Pangolin photo courtesy of African Wildlife Foundation.

The Pandemic Poachers: African journalists reveal the “perfect storm” impacting East African wildlife

In 2019, JRS approved a groundbreaking award to Water Journalists Africa to support environmental journalism. A Geojournalism Platform Connecting Journalists and Scientists in the Nile Basin for Data-Based Communication on Biodiversity is in its third year giving scientists biodiversity data platforms for public awareness, including maps, visual tools, and storytelling to catalyze action to conserve biodiversity.

InfoNile has focused on a critical impact of COVID-19 in their report: The Pandemic Poachers: Covid-19 threatens to reverse fragile gains in wildlife conservation in East Africa.  This report details efforts across East Africa to protect wildlife and the “perfect storm” created by the pandemic’s socioeconomic impacts on national parks and protected areas. Rising poverty, reduced funding, and lockdowns have placed wildlife-based tourism at risk across Africa, a “tourism catastrophe”, and these factors have also had notable effects on wildlife crimes. With conservation management and enforcement efforts down, wildlife trafficking and poaching in Kenya, Tanzania, and Uganda is on the rise.

The Pandemic Poachers is the result of more than a year of training and mentoring journalists, sourcing and analyzing data, and reporting in various communities across four different countries – all during a time of crisis and on-and-off lockdowns. Annika McGinnis, InfoNile Cofounder and Director, reports that 13 journalists have published 10 stories in media houses including print, online, TV, and radio in multiple languages. The Pandemic Poachers multimedia project brings these stories together and integrates additional reporting and data analysis on how COVID-19 affected wildlife trafficking and conservation in East Africa – a critical subject as tourism, which largely funds conservation, has dropped due to the pandemic. “We didn’t only look at problems however, but also at local solutions: different models of how communities are successfully conserving wildlife while supporting their livelihoods. We are so grateful to our data visualization partner, Code for Africa, and funding partners, the Earth Journalism Network and JRS Biodiversity Foundation, for their support that enabled this project to come to life!”

Dorcas Wangira, a Citizen TV Journalist in Kenya, participated in the JRS-supported data journalism training and mentorship program and reported on the rise in pangolin poaching in Kenya. Her story Pangolins in the Dock fact-checked the claim that pangolins are to blame for the COVID-19 pandemic. “I believe Pangolins in the Dock has been the most challenging project, the most difficult story to tell in 2020 yet the most rewarding. Not many people, even in the newsroom, knew what pangolins were and didn’t see the value in telling this story.” Wangira continues that the InfoNile project and the mentorship she received made all the difference. “What really helped was pitching it outside the newsroom setting. If I had not pitched this story to InfoNile, [it wouldn’t have been] published. Mentorship was extremely valuable. And having a focus group pursuing similar stories kept me going. Sharing and exchanging ideas and resources and encouraging each other is something I cannot take for granted. Other journalists and filmmakers gave me a lot of insight and material to use.”
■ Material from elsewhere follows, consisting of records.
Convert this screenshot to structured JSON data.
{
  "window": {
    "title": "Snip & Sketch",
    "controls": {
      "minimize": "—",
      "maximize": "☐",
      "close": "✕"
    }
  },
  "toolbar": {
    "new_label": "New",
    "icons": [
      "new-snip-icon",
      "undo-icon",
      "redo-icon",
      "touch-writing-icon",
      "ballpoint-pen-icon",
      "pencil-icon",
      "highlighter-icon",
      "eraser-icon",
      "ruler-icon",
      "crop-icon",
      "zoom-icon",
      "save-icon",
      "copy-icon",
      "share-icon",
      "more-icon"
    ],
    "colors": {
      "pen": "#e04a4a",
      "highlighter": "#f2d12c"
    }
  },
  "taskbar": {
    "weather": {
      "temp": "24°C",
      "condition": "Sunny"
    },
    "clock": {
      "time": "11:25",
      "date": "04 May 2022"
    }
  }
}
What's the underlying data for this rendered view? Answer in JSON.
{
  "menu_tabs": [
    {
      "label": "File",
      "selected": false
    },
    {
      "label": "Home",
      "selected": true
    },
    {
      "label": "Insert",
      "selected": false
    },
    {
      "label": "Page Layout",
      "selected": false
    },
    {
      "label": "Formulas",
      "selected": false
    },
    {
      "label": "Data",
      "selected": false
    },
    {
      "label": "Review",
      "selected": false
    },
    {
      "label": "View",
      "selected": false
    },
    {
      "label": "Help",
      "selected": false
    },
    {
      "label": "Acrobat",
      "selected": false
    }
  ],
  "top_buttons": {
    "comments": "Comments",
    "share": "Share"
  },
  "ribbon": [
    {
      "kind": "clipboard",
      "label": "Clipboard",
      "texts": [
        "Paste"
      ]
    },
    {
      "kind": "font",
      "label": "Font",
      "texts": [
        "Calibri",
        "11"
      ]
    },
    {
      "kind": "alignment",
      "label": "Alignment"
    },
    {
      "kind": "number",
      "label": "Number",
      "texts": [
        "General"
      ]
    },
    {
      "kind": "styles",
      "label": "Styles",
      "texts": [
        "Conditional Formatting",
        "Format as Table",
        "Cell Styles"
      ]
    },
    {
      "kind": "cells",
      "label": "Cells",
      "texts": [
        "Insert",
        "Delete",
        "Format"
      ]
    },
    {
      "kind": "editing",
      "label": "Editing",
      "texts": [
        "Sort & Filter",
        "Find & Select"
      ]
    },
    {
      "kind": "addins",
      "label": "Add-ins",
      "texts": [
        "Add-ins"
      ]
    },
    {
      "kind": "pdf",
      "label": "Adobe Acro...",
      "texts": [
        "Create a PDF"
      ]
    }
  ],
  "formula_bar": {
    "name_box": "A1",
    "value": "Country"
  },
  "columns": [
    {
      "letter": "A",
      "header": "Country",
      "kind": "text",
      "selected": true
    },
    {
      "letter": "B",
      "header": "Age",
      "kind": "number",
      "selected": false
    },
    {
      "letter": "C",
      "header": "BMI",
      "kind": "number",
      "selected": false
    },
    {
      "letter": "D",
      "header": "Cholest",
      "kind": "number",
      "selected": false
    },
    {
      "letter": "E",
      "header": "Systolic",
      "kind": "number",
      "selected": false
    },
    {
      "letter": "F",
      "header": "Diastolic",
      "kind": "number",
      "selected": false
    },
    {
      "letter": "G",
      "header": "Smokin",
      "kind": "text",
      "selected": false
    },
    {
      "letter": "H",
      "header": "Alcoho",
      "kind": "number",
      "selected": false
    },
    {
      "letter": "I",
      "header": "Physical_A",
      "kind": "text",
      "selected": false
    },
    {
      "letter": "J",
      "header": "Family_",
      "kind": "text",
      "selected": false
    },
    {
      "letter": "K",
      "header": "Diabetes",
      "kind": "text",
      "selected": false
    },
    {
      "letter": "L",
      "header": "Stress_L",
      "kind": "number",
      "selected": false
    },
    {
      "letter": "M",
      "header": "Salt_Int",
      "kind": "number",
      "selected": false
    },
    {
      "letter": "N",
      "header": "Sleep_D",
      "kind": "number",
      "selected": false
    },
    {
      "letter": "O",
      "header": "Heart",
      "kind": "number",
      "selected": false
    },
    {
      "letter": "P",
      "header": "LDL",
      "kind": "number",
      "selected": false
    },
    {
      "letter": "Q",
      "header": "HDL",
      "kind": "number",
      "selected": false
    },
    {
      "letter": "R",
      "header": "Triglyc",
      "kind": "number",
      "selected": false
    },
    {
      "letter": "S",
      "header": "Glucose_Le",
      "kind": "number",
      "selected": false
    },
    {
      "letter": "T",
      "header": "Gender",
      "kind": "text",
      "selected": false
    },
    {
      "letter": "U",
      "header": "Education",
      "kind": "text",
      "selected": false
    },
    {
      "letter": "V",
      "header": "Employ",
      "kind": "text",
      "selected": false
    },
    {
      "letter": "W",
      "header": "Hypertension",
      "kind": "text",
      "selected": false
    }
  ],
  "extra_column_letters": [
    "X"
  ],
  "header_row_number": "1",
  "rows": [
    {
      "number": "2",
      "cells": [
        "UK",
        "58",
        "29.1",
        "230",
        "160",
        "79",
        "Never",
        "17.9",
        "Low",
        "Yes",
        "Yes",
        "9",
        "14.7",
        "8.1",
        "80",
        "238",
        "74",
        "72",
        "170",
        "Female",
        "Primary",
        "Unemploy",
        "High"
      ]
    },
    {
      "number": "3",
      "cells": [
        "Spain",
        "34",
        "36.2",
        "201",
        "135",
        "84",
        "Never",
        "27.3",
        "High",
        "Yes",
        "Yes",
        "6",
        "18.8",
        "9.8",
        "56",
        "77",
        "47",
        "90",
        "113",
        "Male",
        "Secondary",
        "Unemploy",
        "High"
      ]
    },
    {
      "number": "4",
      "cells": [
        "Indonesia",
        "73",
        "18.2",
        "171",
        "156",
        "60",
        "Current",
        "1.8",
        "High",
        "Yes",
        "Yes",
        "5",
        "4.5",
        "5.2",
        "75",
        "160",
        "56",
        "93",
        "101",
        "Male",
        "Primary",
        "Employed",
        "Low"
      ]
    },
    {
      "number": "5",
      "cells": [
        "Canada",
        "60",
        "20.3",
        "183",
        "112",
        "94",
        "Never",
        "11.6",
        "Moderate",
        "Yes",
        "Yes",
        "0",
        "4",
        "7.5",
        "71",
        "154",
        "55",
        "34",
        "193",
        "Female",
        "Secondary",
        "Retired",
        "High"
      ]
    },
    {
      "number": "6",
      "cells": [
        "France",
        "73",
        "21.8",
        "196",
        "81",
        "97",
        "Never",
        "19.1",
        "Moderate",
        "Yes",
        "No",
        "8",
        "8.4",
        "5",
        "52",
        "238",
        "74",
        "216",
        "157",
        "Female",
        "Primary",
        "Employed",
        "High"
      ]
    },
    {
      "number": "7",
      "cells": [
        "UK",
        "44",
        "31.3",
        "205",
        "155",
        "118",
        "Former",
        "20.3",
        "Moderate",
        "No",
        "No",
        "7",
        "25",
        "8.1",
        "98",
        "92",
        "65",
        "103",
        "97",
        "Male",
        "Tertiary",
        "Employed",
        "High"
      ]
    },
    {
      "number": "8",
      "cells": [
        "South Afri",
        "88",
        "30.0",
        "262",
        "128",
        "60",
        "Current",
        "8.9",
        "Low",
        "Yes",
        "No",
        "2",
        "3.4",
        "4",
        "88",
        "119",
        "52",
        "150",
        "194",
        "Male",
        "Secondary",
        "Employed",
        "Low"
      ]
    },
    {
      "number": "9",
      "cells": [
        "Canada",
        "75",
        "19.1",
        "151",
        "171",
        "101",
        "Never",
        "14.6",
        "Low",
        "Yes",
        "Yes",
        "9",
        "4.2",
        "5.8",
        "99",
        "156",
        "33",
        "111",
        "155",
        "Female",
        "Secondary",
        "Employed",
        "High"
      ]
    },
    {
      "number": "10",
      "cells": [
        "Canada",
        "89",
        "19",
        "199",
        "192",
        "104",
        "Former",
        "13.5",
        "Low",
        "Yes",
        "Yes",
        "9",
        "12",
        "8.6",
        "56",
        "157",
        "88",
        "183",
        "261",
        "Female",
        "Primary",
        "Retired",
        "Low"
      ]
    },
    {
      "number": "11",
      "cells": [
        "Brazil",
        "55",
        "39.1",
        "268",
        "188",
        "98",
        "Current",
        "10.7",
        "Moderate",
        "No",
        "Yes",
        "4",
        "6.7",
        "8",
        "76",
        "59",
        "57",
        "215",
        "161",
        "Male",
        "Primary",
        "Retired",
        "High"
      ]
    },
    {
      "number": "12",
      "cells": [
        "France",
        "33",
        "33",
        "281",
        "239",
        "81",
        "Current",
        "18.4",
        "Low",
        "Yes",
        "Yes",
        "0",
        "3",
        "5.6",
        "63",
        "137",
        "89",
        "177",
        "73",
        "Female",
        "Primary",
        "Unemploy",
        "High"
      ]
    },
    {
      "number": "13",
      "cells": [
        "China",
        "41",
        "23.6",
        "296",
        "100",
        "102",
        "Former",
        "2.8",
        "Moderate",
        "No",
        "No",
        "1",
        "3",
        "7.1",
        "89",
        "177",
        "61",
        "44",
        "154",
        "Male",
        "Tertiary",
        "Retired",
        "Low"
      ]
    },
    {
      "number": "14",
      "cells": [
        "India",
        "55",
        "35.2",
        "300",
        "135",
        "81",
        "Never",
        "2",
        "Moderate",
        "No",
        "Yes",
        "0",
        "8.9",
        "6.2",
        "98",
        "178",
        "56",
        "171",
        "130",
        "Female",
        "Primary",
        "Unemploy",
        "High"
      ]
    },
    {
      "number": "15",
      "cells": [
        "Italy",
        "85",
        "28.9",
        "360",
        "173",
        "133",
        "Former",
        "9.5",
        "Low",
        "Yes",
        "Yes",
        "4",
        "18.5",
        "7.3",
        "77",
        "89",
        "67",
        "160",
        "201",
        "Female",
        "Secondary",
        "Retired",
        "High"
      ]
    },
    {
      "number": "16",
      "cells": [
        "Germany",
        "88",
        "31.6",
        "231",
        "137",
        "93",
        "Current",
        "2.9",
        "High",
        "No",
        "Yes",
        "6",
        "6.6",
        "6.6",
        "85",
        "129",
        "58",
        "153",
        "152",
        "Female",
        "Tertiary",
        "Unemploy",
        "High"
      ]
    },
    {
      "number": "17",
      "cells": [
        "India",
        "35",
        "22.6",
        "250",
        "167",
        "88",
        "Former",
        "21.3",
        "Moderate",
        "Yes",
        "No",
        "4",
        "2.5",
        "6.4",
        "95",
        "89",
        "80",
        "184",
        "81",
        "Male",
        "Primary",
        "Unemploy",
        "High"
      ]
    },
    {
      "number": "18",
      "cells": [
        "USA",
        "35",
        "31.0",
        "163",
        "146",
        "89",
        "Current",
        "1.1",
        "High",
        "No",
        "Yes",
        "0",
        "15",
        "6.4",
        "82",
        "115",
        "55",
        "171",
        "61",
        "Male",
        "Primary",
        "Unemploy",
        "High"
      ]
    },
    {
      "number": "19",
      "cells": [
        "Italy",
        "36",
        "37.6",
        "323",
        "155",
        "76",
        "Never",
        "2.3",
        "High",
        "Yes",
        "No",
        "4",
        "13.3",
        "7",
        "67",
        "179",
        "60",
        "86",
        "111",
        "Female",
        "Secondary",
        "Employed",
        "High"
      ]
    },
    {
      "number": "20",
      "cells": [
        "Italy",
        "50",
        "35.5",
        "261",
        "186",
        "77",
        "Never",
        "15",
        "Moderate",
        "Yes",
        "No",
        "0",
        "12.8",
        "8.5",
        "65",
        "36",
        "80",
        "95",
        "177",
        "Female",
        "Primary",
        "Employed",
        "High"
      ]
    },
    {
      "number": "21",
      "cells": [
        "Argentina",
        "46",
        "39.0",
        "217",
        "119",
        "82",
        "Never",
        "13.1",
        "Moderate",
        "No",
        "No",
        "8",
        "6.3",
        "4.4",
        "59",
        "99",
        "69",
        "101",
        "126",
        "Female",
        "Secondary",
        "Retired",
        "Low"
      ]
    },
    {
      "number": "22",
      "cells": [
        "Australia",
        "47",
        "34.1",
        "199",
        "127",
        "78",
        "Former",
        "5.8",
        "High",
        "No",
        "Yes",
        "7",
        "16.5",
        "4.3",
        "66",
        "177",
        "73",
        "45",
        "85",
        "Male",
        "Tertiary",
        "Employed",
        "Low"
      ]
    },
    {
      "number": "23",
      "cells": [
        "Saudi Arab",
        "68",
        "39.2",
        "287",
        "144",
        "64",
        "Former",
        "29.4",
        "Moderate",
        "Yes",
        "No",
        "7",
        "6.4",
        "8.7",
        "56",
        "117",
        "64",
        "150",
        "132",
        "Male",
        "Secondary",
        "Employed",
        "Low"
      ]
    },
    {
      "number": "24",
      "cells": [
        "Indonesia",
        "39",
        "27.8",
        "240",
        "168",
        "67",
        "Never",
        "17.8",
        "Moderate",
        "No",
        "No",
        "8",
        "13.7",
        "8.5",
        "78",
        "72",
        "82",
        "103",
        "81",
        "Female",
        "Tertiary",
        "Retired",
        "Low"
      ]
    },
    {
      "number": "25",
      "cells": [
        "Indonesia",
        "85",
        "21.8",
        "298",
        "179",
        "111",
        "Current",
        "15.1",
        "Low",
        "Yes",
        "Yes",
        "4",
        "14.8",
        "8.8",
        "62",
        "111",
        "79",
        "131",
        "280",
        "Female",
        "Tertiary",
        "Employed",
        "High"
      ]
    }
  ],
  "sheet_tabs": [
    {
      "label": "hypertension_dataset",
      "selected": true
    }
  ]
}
“There are several journalists in the region reporting about wildlife, but most of them still report on their own instead of collaborating,” shares Fredrick Mugira, Water Journalists Africa Founder and Director, and InfoNile Cofounder. “Basically, this is due to lack of exposure to collaborative journalism.  With this project, we have been able to harness the power of cross-border collaborative reporting for wildlife conservation.”

Giraffes in Lake Mburo National Park Uganda.